Loop never begins unless the condition starts TRUE

### for() vs. while()

for() is better when the number of times to repeat (values to iterate over) is clear in advance

while() is better when you can recognize when to stop once you're there, even if you can't guess it to begin with

Every for() could be replaced with a while()
Exercise: show this

### Avoiding iteration

R has many ways of avoiding iteration, by acting on whole objects

• It's conceptually clearer
• It leads to simpler code
• It's faster (sometimes a little, sometimes drastically)

### Vectorized arithmetic

How many languages add 2 vectors:

c <- vector(length(a))
for (i in 1:length(a)) {  c[i] <- a[i] + b[i]  }


a+b


or a triple for() loop for matrix multiplication vs. a %*% b

• Clarity: the syntax is about what we're doing
• Concision: we write less
• Abstraction: the syntax hides how the computer does it
• Generality: same syntax works for numbers, vectors, arrays, … - Speed: modifying big vectors over and over is slow in R; work gets done by optimized low-level code

### Vectorized calculations

Many functions are set up to vectorize automatically

abs(-3:3)

 3 2 1 0 1 2 3

log(1:7)

 0.0000 0.6931 1.0986 1.3863 1.6094 1.7918 1.9459


See also apply() from last week

We'll come back to this in great detail later

### Vectorized conditions: ifelse()

ifelse(x^2 > 1, 2*abs(x)-1, x^2)


1st argument is a Boolean vector, then pick from the 2nd or 3rd vector arguments as TRUE or FALSE

### Summary

• Dataframes
• if, nested if, switch
• Iteration: for, while
• Avoiding iteration with whole-object (“vectorized”) operations

### What Is Truth?

0 counts as FALSE; other numeric values count as TRUE; the strings “TRUE” and “FALSE” count as you'd hope; most everything else gives an error

Advice: Don't play games here; try to make sure control expressions are getting Boolean values

Conversely, in arithmetic, FALSE is 0 and TRUE is 1

mean(states$Murder > 7)   0.48  ### switch() Simplify nested if with switch(): give a variable to select on, then a value for each option switch(type.of.summary, mean=mean(states$Murder),
median=median(states$Murder), histogram=hist(states$Murder),
"I don't understand")


### Exercise (off-line)

Set type.of.summary to, succesively, “mean”, “median”, “histogram”, and “mode”, and explain what happens

### Unconditional iteration

repeat {
print("Help!
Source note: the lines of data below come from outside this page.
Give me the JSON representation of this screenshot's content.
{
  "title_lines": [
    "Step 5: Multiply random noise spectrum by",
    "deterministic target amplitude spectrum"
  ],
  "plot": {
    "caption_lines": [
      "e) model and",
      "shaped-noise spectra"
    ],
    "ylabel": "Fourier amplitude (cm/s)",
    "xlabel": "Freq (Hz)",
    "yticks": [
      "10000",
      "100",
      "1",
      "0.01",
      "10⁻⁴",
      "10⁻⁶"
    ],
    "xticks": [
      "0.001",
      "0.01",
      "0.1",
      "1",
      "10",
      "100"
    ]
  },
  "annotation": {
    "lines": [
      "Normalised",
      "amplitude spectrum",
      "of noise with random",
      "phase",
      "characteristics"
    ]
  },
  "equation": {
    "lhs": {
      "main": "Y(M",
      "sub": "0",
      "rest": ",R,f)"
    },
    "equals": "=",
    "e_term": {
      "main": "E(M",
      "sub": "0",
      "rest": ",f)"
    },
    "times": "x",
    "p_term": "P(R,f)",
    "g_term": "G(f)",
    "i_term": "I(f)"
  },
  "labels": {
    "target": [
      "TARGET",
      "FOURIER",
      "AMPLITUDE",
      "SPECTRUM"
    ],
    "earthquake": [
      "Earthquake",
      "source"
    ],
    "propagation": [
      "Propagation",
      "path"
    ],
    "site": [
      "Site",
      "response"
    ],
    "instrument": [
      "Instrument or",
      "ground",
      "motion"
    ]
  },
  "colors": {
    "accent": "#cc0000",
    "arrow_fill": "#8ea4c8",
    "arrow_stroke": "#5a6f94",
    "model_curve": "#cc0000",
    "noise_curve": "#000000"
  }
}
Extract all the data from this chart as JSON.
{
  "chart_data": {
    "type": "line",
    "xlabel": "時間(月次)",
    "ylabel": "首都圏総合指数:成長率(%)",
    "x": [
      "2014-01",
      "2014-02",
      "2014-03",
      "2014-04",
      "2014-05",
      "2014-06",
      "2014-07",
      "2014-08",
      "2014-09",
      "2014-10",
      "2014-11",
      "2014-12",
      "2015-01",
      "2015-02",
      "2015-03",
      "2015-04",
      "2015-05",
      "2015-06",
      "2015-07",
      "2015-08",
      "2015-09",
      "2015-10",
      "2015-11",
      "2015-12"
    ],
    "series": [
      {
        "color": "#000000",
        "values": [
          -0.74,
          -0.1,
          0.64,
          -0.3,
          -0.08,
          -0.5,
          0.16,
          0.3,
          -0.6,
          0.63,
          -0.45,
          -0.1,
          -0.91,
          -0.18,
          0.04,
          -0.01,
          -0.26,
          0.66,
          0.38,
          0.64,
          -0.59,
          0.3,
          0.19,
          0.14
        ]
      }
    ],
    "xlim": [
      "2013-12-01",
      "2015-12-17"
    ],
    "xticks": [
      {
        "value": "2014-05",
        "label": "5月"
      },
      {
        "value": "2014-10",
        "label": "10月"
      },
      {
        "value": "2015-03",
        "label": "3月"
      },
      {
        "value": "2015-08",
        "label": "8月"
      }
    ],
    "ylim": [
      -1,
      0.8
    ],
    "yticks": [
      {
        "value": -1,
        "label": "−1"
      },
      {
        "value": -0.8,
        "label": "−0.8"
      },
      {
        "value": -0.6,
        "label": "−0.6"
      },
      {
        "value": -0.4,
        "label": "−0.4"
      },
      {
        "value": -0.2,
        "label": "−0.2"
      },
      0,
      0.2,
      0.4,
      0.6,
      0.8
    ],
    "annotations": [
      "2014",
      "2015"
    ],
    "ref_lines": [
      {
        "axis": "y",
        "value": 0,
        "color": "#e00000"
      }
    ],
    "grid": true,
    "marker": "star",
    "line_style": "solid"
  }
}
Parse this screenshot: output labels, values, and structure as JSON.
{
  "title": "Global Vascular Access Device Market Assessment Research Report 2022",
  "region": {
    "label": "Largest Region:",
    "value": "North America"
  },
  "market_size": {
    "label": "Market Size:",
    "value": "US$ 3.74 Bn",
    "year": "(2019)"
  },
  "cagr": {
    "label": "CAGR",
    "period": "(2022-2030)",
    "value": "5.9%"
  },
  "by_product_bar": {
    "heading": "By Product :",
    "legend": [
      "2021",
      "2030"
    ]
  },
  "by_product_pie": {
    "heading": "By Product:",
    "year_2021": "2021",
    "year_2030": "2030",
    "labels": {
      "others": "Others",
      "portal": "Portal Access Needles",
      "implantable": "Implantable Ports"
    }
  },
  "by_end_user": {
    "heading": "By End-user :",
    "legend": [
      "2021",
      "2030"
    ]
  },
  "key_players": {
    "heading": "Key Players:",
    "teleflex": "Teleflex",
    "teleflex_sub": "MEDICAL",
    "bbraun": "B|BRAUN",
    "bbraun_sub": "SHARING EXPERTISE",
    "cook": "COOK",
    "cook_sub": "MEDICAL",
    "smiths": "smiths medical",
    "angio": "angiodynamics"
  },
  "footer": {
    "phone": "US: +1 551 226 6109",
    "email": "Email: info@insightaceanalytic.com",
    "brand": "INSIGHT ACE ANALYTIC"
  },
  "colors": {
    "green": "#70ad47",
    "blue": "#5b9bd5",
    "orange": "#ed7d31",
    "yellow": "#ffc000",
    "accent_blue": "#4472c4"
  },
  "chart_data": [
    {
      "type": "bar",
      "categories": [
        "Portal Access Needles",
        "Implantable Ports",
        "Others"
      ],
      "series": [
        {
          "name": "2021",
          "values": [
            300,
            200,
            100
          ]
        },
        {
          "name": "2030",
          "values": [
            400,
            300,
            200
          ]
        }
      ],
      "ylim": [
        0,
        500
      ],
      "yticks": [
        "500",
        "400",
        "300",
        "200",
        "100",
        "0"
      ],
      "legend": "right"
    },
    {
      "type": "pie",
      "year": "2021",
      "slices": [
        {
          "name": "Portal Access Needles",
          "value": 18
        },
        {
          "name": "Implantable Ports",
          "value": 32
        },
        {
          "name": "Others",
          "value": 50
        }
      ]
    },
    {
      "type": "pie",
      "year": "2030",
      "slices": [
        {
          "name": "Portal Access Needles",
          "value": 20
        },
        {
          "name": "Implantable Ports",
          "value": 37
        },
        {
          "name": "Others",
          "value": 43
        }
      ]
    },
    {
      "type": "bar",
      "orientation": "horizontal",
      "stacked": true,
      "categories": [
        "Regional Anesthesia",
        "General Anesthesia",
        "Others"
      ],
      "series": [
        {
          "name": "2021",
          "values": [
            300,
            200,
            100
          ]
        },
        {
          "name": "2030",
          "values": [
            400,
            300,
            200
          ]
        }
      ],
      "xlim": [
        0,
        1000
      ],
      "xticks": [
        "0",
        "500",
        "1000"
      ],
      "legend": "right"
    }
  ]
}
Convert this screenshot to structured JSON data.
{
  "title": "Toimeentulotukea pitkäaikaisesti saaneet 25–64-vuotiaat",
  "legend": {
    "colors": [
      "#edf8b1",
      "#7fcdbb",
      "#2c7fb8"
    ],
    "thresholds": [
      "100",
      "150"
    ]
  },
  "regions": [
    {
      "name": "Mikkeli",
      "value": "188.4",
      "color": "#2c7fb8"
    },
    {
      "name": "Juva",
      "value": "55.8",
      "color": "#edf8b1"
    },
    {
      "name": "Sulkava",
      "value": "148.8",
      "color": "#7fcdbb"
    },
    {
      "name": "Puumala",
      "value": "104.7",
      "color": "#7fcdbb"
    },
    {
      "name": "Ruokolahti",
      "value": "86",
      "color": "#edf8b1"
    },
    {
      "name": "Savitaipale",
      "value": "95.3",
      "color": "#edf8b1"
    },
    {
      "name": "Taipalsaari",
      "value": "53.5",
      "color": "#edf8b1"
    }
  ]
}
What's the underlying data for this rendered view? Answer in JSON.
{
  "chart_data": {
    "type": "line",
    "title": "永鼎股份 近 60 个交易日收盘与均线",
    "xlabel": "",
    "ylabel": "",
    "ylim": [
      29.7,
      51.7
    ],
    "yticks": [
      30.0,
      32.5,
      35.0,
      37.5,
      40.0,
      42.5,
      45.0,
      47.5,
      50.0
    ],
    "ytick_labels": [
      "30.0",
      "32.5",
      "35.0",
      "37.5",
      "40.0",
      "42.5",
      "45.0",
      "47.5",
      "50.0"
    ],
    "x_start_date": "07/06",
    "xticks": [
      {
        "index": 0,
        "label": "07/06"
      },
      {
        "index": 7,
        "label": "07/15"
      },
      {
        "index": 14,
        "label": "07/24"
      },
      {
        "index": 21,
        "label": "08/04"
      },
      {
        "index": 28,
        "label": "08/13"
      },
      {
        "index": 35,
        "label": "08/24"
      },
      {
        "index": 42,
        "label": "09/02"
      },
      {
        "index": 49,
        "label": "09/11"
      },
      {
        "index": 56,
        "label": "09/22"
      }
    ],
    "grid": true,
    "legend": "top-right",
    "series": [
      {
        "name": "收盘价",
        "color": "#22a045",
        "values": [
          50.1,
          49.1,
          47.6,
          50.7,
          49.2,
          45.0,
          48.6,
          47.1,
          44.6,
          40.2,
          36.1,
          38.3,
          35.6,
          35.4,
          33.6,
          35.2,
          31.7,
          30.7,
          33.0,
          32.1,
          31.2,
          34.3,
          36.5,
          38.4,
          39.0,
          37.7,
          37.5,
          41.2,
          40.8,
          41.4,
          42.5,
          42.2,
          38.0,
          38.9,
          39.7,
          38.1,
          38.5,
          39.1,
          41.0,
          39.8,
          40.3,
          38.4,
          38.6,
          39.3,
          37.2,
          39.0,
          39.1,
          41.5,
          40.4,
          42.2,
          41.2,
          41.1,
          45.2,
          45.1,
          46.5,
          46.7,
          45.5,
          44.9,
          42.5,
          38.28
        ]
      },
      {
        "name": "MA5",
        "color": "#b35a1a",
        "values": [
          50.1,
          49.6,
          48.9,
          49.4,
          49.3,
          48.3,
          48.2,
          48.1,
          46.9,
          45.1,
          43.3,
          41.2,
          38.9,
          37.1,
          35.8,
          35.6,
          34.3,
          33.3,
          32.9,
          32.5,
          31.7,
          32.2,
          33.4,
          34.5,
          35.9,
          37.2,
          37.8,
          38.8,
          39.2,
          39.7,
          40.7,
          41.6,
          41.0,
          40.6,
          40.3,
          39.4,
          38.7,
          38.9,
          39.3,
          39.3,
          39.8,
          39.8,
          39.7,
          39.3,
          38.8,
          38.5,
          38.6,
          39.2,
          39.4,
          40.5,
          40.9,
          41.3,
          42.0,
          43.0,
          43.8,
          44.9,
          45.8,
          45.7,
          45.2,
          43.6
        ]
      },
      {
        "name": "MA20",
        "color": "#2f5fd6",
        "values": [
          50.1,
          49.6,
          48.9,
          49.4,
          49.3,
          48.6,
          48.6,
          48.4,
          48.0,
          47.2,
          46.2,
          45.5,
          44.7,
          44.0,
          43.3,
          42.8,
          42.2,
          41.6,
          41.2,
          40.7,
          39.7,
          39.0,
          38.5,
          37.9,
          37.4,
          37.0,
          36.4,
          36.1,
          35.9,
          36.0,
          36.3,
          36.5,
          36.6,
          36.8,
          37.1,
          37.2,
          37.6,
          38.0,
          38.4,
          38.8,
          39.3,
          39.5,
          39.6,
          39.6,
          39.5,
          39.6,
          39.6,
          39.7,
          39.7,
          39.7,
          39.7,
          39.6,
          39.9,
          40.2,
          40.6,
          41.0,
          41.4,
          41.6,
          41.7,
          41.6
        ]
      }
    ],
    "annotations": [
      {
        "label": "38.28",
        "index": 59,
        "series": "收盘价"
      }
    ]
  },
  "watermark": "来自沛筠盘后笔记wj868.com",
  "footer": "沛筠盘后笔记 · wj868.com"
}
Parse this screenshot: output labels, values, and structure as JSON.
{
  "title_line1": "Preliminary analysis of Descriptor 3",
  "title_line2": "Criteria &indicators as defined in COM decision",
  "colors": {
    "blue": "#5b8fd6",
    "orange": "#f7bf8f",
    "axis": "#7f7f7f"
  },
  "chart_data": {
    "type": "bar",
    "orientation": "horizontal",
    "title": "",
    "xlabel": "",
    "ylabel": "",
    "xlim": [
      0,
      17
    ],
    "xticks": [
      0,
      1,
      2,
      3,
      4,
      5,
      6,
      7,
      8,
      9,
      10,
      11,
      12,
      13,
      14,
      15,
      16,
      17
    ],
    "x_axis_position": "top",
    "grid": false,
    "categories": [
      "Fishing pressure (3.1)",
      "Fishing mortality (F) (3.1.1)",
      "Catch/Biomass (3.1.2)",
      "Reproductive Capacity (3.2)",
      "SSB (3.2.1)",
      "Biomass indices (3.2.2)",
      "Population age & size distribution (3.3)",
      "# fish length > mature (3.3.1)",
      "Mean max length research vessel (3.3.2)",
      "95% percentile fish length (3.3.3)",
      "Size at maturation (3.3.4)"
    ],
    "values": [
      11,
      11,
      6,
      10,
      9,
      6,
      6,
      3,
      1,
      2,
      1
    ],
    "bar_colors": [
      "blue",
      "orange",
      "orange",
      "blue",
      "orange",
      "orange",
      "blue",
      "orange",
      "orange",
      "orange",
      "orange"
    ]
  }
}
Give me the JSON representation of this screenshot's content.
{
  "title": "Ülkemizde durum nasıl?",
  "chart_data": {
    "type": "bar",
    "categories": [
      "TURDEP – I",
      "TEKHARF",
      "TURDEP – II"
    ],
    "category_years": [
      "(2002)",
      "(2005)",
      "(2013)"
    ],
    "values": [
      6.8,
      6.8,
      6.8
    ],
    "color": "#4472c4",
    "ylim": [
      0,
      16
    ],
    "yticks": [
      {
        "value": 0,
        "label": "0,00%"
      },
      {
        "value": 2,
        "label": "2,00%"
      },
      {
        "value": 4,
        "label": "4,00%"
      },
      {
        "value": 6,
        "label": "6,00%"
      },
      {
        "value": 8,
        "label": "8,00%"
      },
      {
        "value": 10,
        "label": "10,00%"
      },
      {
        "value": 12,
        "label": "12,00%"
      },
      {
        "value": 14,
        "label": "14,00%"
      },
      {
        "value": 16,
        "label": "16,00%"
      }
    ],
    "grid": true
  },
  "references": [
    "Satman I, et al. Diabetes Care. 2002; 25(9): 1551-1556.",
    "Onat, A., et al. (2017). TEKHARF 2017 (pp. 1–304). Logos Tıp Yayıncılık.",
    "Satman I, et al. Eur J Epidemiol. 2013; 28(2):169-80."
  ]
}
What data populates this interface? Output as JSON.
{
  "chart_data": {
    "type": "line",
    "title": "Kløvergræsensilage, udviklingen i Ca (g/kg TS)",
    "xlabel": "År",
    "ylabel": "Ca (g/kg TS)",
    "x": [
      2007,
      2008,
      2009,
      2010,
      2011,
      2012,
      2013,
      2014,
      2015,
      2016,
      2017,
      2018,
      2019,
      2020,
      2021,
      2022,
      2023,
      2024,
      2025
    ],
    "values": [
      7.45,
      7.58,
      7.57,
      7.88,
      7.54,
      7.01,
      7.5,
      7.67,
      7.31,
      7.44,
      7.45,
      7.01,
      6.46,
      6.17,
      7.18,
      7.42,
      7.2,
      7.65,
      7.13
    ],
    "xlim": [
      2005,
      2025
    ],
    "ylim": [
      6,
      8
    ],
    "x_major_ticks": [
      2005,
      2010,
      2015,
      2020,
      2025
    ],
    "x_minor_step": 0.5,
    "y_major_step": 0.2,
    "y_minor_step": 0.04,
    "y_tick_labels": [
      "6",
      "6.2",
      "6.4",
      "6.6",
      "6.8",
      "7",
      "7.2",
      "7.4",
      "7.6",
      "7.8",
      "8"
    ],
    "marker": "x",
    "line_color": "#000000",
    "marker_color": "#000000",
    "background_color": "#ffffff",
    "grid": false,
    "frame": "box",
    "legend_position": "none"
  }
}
I am Dr. Morris Culpepper, trapped in an endless loop!")
}


### "Manual" control over iteration

repeat {
if (watched) { next() }
print("Help! I am Dr. Morris Culpepper, trapped in an endless loop!")
if (rescued) { break() }
}


break() exits the loop; next() skips the rest of the body and goes back into the loop

both work with for() and while() as well

Exercise: how would you replace while() with repeat()?